St Mary's Church of England parish church stands at the junction of Bearwood Road and St Mary's Road. The parish was originally part of the parish of St Peter's, Harborne. The red-brick building was designed by Julius Alfred Chatwin and dates from 1887. The adjacent hall was built in 1897 and extended in 1994.

Our Lady and St Gregory's Roman Catholic church is on Three Shires Oak Road.

Bearwood Baptist Church is on the corner of Bearwood Road and Rawlings Road. Bearwood Chapel is set back from Bearwood Road opposite the Bearwood Primary School. Methodist Church is now in the former Church of Christ Scientist on the junction of Sandon Road and Poplar Avenue.
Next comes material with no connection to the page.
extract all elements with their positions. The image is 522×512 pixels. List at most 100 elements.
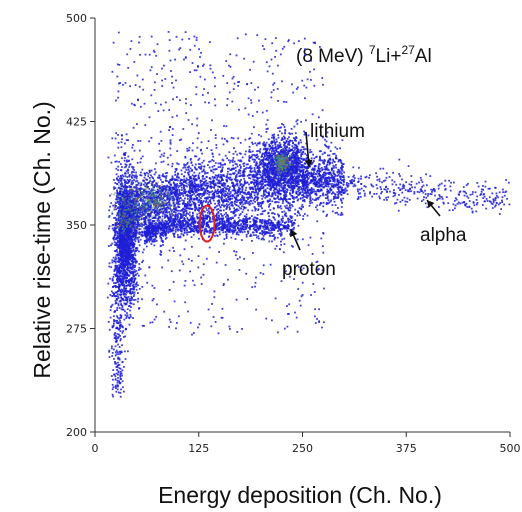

The original Wesleyan Methodist Church building on the corner of Sandon Road and Barnsley Road is now used by the Redeemed Christian Church of God. New Life Christian Centre is the Assembly of God Pentecostal church, located on Pargeter Road near to Thimblemill Road.

==Notable residents==
- Julie Walters, actor
- Christine McVie, singer with Fleetwood Mac, songwriter and keyboardist
- David Hallam, British Labour politician (one time Member of the European Parliament (MEP)) and writer
- Jess Phillips, Labour politician, lived in Bearwood for a short time as a baby, her family having to move out of their Barclay Road home due to heavy mortgage repayments.